Journal of Marine Science and Engineering
Abstract
This paper analyzed quarterly longitudinal data for 64,800 1 × 1 degree grids during 2000–2019 on sea surface temperatures, sea ice concentrations, and ocean surface current zonal and meridional velocities in the Northern and Southern hemispheres. The methodological framework addressed the processing of remote sensing signals, interdependence between sea surface temperatures and sea ice concentrations, and combining zonal and meridional velocities as the eddy kinetic energy. Dynamic and static random effects models were estimated by maximum likelihood and stepwise methods, respectively, taking into account the unobserved heterogeneity across grids.

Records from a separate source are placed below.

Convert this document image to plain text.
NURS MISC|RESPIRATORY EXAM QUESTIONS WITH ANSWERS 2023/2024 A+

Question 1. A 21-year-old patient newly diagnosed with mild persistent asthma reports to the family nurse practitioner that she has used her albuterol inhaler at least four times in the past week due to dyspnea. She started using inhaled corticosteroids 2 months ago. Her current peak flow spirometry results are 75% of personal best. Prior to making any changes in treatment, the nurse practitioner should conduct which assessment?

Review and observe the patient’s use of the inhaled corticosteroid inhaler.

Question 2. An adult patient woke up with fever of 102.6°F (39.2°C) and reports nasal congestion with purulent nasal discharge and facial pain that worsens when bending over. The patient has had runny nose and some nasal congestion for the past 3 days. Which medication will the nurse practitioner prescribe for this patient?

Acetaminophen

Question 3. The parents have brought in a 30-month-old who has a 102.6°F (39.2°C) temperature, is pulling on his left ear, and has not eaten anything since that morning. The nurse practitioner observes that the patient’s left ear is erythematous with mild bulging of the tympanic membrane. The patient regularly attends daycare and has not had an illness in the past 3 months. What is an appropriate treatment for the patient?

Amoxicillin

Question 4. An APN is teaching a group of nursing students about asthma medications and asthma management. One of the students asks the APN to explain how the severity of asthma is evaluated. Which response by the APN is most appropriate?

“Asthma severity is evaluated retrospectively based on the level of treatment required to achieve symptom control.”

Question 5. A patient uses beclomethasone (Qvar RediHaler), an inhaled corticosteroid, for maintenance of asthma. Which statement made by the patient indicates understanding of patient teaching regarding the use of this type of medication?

The main findings were that quarterly sea surface temperatures increased steadily in the Northern hemisphere, whereas cyclical patterns were apparent in Southern hemisphere; sea ice concentrations declined in both hemispheres. Second, sea surface temperatures were estimated with large negative coefficients in the models for sea ice concentrations for the hemispheres; previous sea ice concentrations were negatively associated with sea surface temperatures, indicating feedback loops. Third, sea surface temperatures were positively and significantly associated with eddy kinetic energy in Northern hemisphere. Overall, the results indicated the importance of reducing sea surface temperatures via reductions in greenhouse gas emissions and the dumping of pollutants into oceans for maintaining sea ice concentrations and enhancing global sustainability.